Continuing their string of violence into the early morning of April 15, the mob chased after Will Allen, who had been accused of a recent murder without evidence. He tried to hide from the mob, but was kidnapped and hanged from the same tower in the town square. Police and county officials did not act to prevent any of these lynchings.

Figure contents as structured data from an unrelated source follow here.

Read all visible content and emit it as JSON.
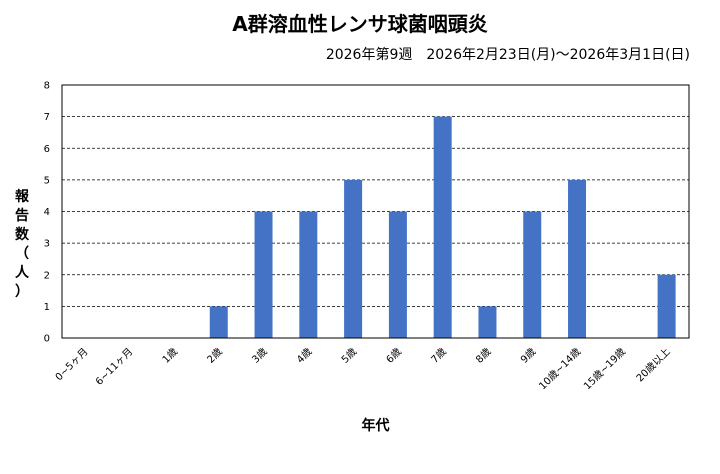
{
  "chart_data": {
    "type": "bar",
    "title": "A群溶血性レンサ球菌咽頭炎",
    "subtitle": "2026年第9週　2026年2月23日(月)～2026年3月1日(日)",
    "xlabel": "年代",
    "ylabel": "報告数（人）",
    "ylabel_chars": [
      "報",
      "告",
      "数",
      "（",
      "人",
      "）"
    ],
    "categories": [
      "0~5ヶ月",
      "6~11ヶ月",
      "1歳",
      "2歳",
      "3歳",
      "4歳",
      "5歳",
      "6歳",
      "7歳",
      "8歳",
      "9歳",
      "10歳~14歳",
      "15歳~19歳",
      "20歳以上"
    ],
    "values": [
      0,
      0,
      0,
      1,
      4,
      4,
      5,
      4,
      7,
      1,
      4,
      5,
      0,
      2
    ],
    "ylim": [
      0,
      8
    ],
    "yticks": [
      0,
      1,
      2,
      3,
      4,
      5,
      6,
      7,
      8
    ],
    "grid": true,
    "bar_color": "#4472C4"
  }
}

Evidence of lynchings in Kansas extend to Saline County, where a Black man was arrested in 1893 for allegedly injuring a White boy with a razor. Rumors of a possible lynching convinced the sheriff to arrange transfer of suspect Dana Adams to Leavenworth by railroad. Adams was placed in a Union Pacific passenger car, but vigilantes unhitched the car as the train pulled away. The crowd gained access to Adams and hung him a telegraph pole at the station. No arrests were made in the slaying.
Nat Oliphant, Topeka, KS
In 1889, well-known burglar Nat Oliphant was arrested in the death of A.T. Rogers of Topeka. A crowd gathered at the jail managed to punch a hole in the building’s wall and gain entrance to the cell block. They threw a rope around Oliphant to drag him down the stairs and out of the jail. He was hanged from a pole near First National Bank building downtown. His body was reportedly cut down and put on display by a local undertaker. After burial, the corpse was stolen.
John Lawrence, Crawford County, KS
The southeast Kansas county of Crawford was witness in 1885 to the lynching of John Lawrence, 17. He was suspected of assaulting a girl. About 20 men broke down the door to Girard’s jail and proceeded to hang the Black man from rafters of an unfinished home. News accounts say the girl’s father emptied a handgun into Lawrence before the crowd dispersed.
She said records of lynchings were incomplete in Kansas and the names of some victims have been lost. But the goal of hordes who sidestepped the legal system to impose their version of justice did little to obscure their intent to kill people and send a message to others in their communities, she said.